O equilíbrio do ferro em mulheres grávidas é mais precário, porque elas são mais vulneráveis a perda excessiva ou a um aumento da demanda associado a gravidez e menstruação.
Relacionando a anemia ferropriva é muito importante ressaltar ROBERTO FALCÃO que diz que o período de gravidez e de crescimento devem ser lembrados como causa da anemia ferropriva. Na gestação o ferro é destinado ao feto, placenta,cordão umbilical e 150mg para o sangue perdido no parto, lembrando que o Ferro é contido dentro das hemácias. É fácil entender porque prematuros tem maior propensão a desenvolver a carência, de fato por apresentarem menor massa corporal e menor reserva de ferro. Segundo KUMAR, ABBAS, FAUSTO, se relacionam à anemia ferropriva somente visando a ausência de Ferro no bebê, onde a principal causa é o aumento da demanda de ferro e sua ingestão nos bebês em aleitamento artificial, e as lactantes que apresentam elevado risco de desenvolver tal doença. Ressaltando que o leite materno apresenta uma baixa quantidade de ferro e o leite de vaca apresenta duas vezes mais ferro. A melhor arma para prevenção da anemia ferropriva, é sem dúvida uma balanceada alimentação, que naturalmente possui ferro e com nutrientes. As melhores fontes de naturais de ferro são alimentos de origem animal- fígado carne de qualquer animal- por possuírem um tipo de ferro melhor aproveitado pelo nosso organismo. Já a criança é muito importante ser alimentada por leite materno, mas se tal apresenta a patologia o leite de vaca também é indicado.

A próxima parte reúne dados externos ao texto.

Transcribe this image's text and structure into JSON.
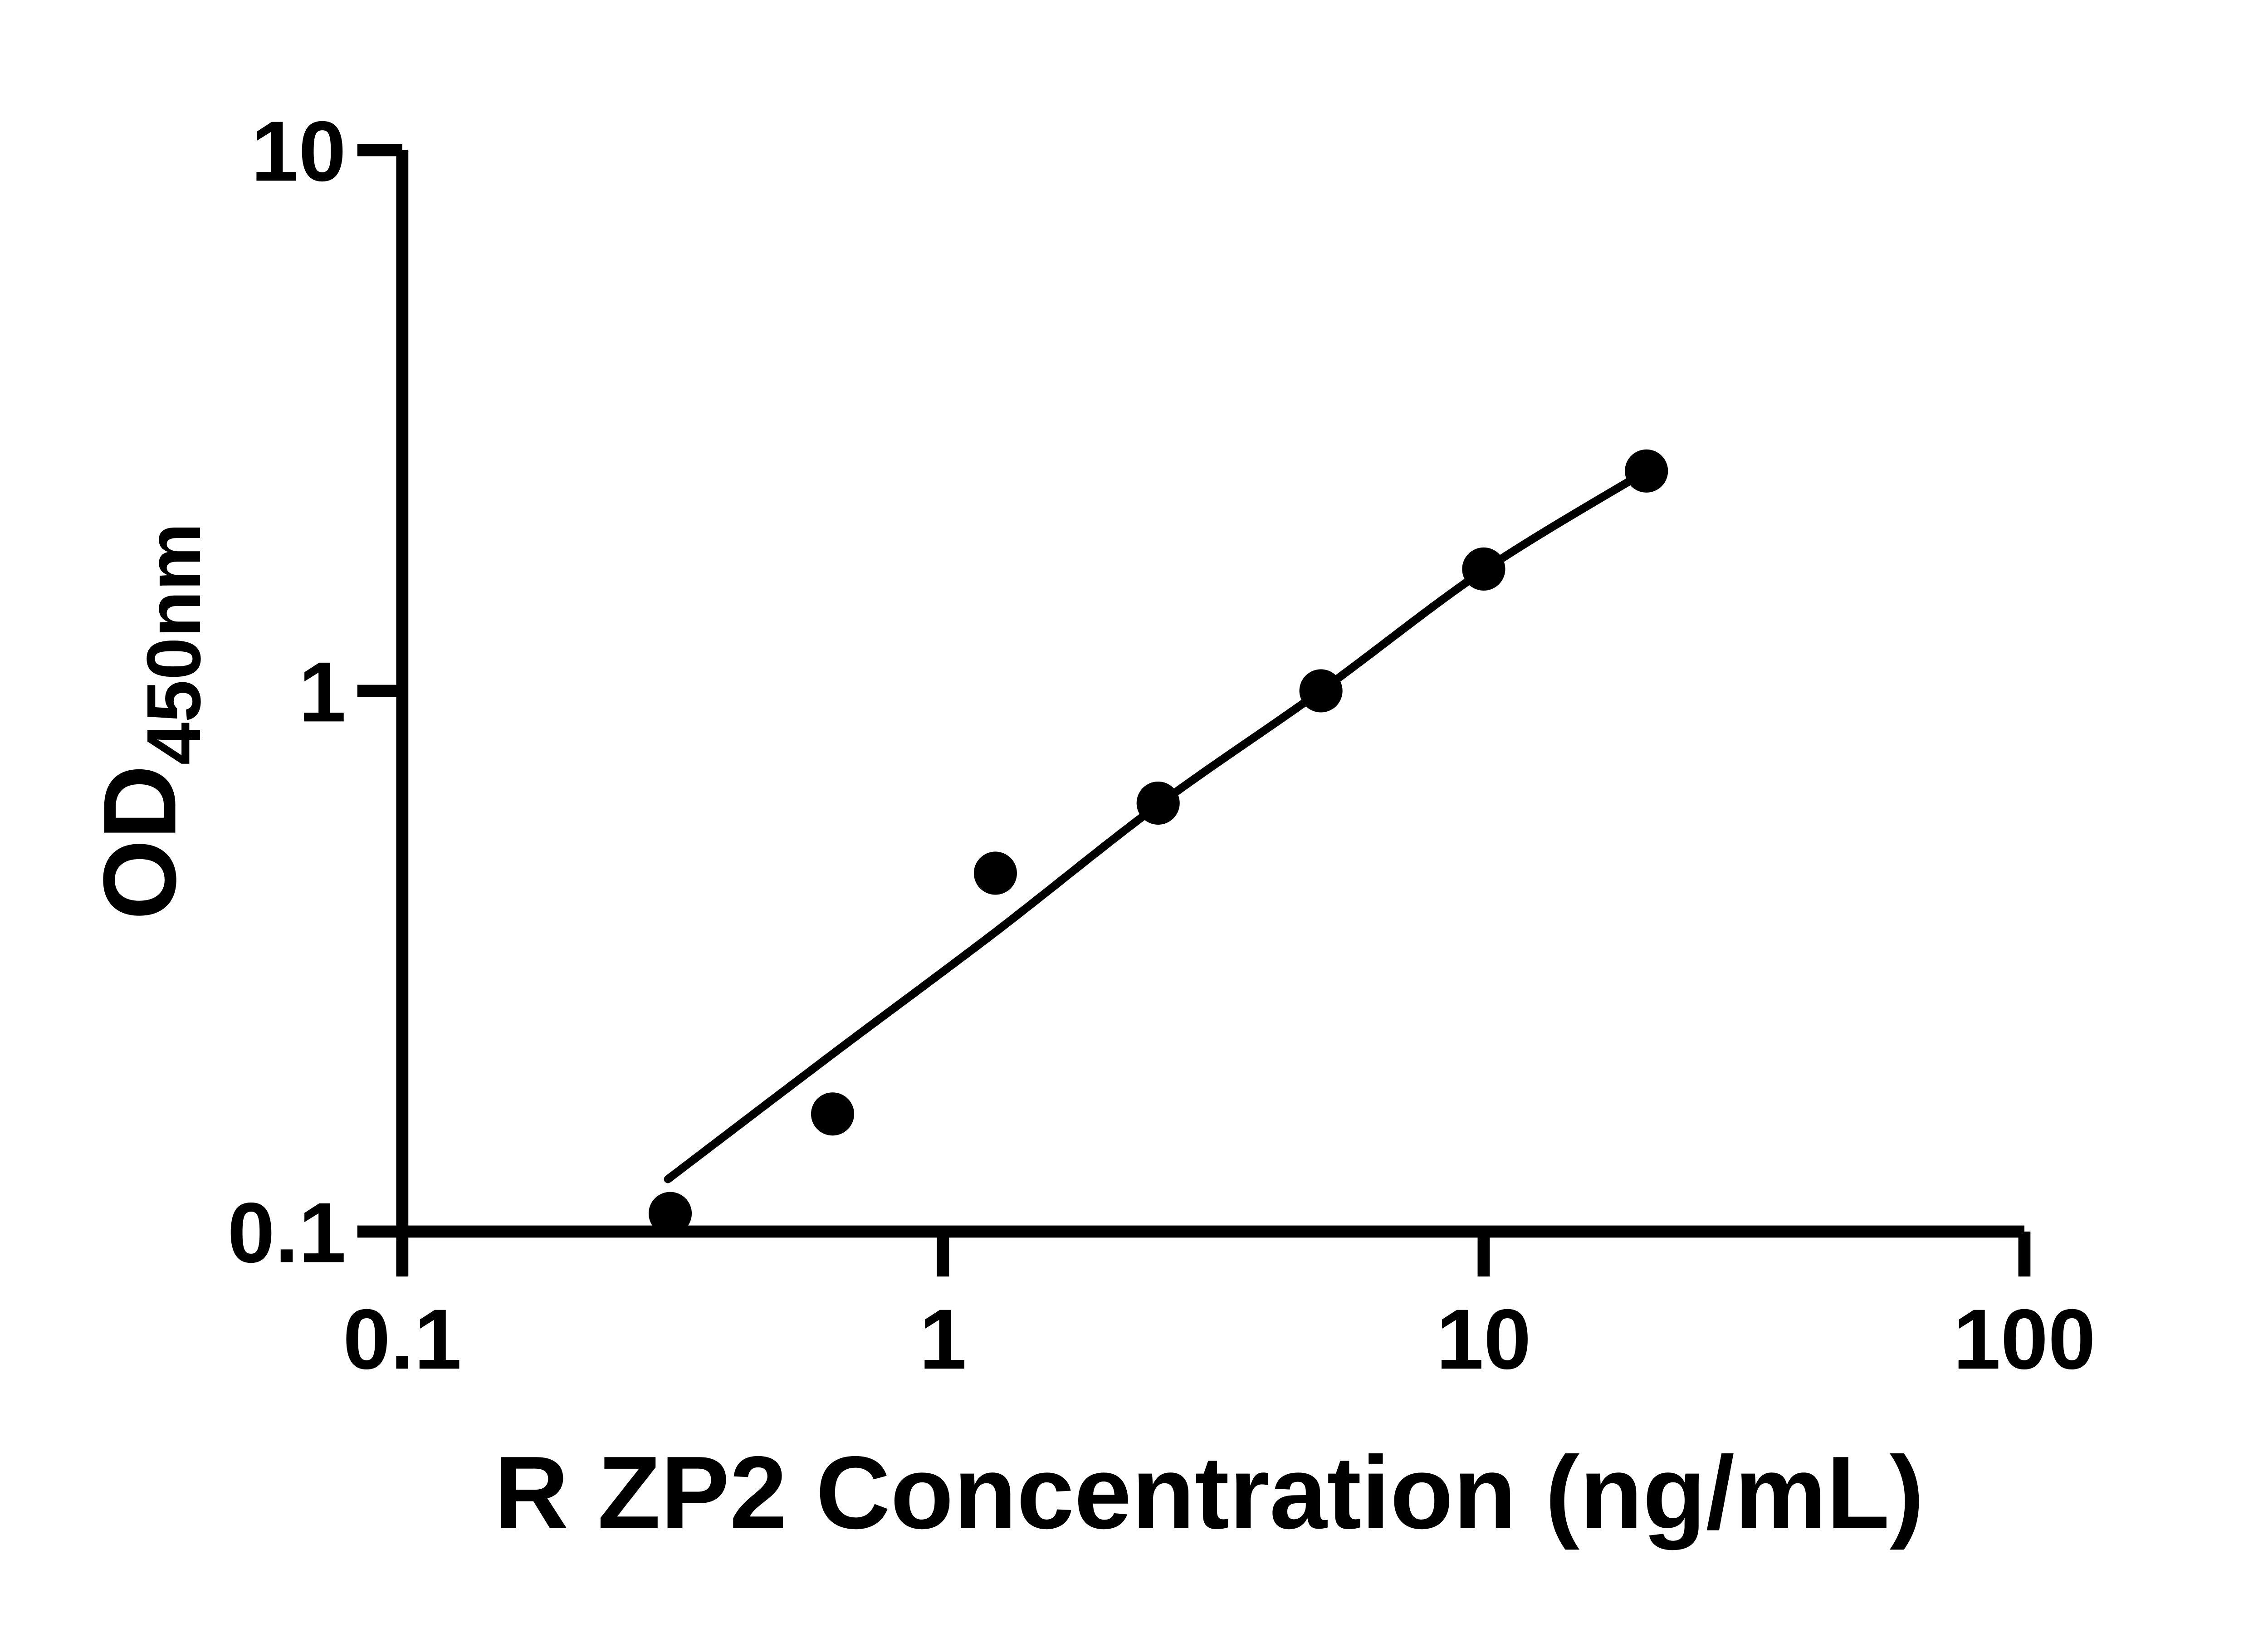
{
  "figure": {
    "background_color": "#ffffff",
    "ink_color": "#000000"
  },
  "chart_data": {
    "type": "scatter",
    "title": "",
    "xlabel": "R ZP2 Concentration (ng/mL)",
    "ylabel": "OD",
    "ylabel_subscript": "450nm",
    "x_scale": "log10",
    "y_scale": "log10",
    "xlim": [
      0.1,
      100
    ],
    "ylim": [
      0.1,
      10
    ],
    "x_ticks": [
      0.1,
      1,
      10,
      100
    ],
    "x_tick_labels": [
      "0.1",
      "1",
      "10",
      "100"
    ],
    "y_ticks": [
      10,
      1,
      0.1
    ],
    "y_tick_labels": [
      "10",
      "1",
      "0.1"
    ],
    "grid": false,
    "legend": "none",
    "series": [
      {
        "name": "standard curve data points",
        "marker": "filled-circle",
        "color": "#000000",
        "x": [
          0.313,
          0.625,
          1.25,
          2.5,
          5,
          10,
          20
        ],
        "y": [
          0.108,
          0.165,
          0.46,
          0.62,
          1.0,
          1.68,
          2.55
        ]
      }
    ],
    "fit_curve": {
      "name": "fitted standard curve line",
      "color": "#000000",
      "points": [
        {
          "x": 0.31,
          "y": 0.125
        },
        {
          "x": 0.625,
          "y": 0.213
        },
        {
          "x": 1.25,
          "y": 0.358
        },
        {
          "x": 2.5,
          "y": 0.615
        },
        {
          "x": 5,
          "y": 1.0
        },
        {
          "x": 10,
          "y": 1.67
        },
        {
          "x": 20,
          "y": 2.55
        }
      ]
    }
  }
}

Há medicamentos no tratamento de anemia ferropriva, que é o ferro medicamentoso.

3. Considerações Finais:
Considerando tudo que já foi exposto e tais fatos apresentados por estes autores ricos em conhecimento são de extrema importância a atenção e cuidados requeridos à gestação e saúde do bebê. Lembrando que o melhor a fazer em todos os aspectos é a prevenção.
Bibliografia:
COTRAN, KUMAR, COLLINS. Robbins Patologia, Estrumental e Funcional. Rio de Janeiro, Ed. Guanabara, 2000, p 564.
KUMAR, ABBAS, FAUSTO, Robbins e Cotran Patologia, Base de Doença, Ed. Elsevier, Rio de Janeiro, 2005, p. 679.
RAPAPORT, Samuel. Hematologia, Introdução. Ed. Raca, 1990, p. 38,39.
ZAGO, Marco, FALCÃO, Roberto, PASQUINI, Ricardo. Hematologia, Funcional e Prática. Ed. Atheneu, São Paulo, Rio de Janeiro, Ribeirão Preto e Belo Horizonte, 2005, p.223.